Published online by Cambridge University Press: 23 December 2009
Many children with HIV have oral manifestations of the infection (Table 21.1), including some that are part of the 1994 CDC classification system [1]. Since the introduction of antiretroviral therapy and highly active antiretroviral therapy (ART and HAART), the prevalence of these oral manifestations has decreased. However, in many countries where therapy is less than ideal, such as Romania, Brazil, and Mexico, HIV-associated oral lesions are more common, with prevolenic ranging from 55%–61% [2–4]. Their presence can still be used as markers for progression of disease. Referral to a dentist before 1 year of age is recommended for all children, but this is especially important for the HIV-infected child. Careful examination of the soft tissues and teeth is essential.
Oral mucosal lesions
Fungal infections
Oral candidiasis (thrush) is by far the most common oral opportunistic infection in HIV-infected children [5–8]. Prevalence estimates in this group range from 28%–67% (Table 21.1), and its presence is associated with low or declining CD4 counts [7, 8]. The diagnosis and treatment of Candida infections are discussed in detail in Chapter 33.

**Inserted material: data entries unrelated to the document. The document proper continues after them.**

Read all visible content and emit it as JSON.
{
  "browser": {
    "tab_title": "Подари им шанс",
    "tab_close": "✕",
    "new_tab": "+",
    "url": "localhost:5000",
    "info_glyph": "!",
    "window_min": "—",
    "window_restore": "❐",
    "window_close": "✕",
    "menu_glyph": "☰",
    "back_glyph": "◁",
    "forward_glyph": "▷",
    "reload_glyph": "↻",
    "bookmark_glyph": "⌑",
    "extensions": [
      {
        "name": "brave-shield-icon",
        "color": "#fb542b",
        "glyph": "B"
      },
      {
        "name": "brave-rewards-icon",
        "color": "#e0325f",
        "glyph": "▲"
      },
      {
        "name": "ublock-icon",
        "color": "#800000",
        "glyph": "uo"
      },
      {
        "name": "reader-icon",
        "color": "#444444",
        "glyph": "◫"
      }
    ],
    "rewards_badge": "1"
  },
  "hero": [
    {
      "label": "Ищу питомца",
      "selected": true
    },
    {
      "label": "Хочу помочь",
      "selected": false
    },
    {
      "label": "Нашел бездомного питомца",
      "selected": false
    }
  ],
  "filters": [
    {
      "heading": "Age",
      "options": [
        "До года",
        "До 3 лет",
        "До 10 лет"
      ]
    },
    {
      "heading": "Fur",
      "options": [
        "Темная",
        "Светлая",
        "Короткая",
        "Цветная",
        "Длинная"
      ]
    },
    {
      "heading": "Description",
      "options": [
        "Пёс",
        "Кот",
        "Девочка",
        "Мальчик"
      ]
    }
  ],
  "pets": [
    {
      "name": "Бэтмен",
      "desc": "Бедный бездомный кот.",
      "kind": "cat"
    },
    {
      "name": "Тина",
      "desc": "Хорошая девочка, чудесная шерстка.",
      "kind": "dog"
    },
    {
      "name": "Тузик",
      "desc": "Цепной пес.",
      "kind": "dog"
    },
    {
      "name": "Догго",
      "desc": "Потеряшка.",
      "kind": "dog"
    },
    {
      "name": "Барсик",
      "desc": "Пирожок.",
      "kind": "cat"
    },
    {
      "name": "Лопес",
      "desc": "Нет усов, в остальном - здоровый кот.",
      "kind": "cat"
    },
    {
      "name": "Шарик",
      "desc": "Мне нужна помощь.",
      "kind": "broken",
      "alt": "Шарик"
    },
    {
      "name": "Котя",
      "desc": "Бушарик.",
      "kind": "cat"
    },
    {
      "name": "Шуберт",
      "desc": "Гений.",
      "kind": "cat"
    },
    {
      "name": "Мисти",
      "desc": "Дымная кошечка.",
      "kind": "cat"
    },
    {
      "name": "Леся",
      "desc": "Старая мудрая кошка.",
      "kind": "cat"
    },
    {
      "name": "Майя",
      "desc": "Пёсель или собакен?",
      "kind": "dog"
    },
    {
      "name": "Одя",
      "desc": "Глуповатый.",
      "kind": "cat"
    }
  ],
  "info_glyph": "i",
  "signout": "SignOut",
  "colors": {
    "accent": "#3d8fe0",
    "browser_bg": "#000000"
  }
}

Oral candidal infections can appear as a red patch (erythematous, Fig. 21.1), a white patch that rubs off (pseudomembranous) or as red patches at the corners of the mouth (angular chelitis). Often, patients are asymptomatic, but they may experience oral burning or soreness. The diagnosis of oral candidiasis is based on clinical appearance and the presence of hyphae on a smear prepared with potassium hydroxide.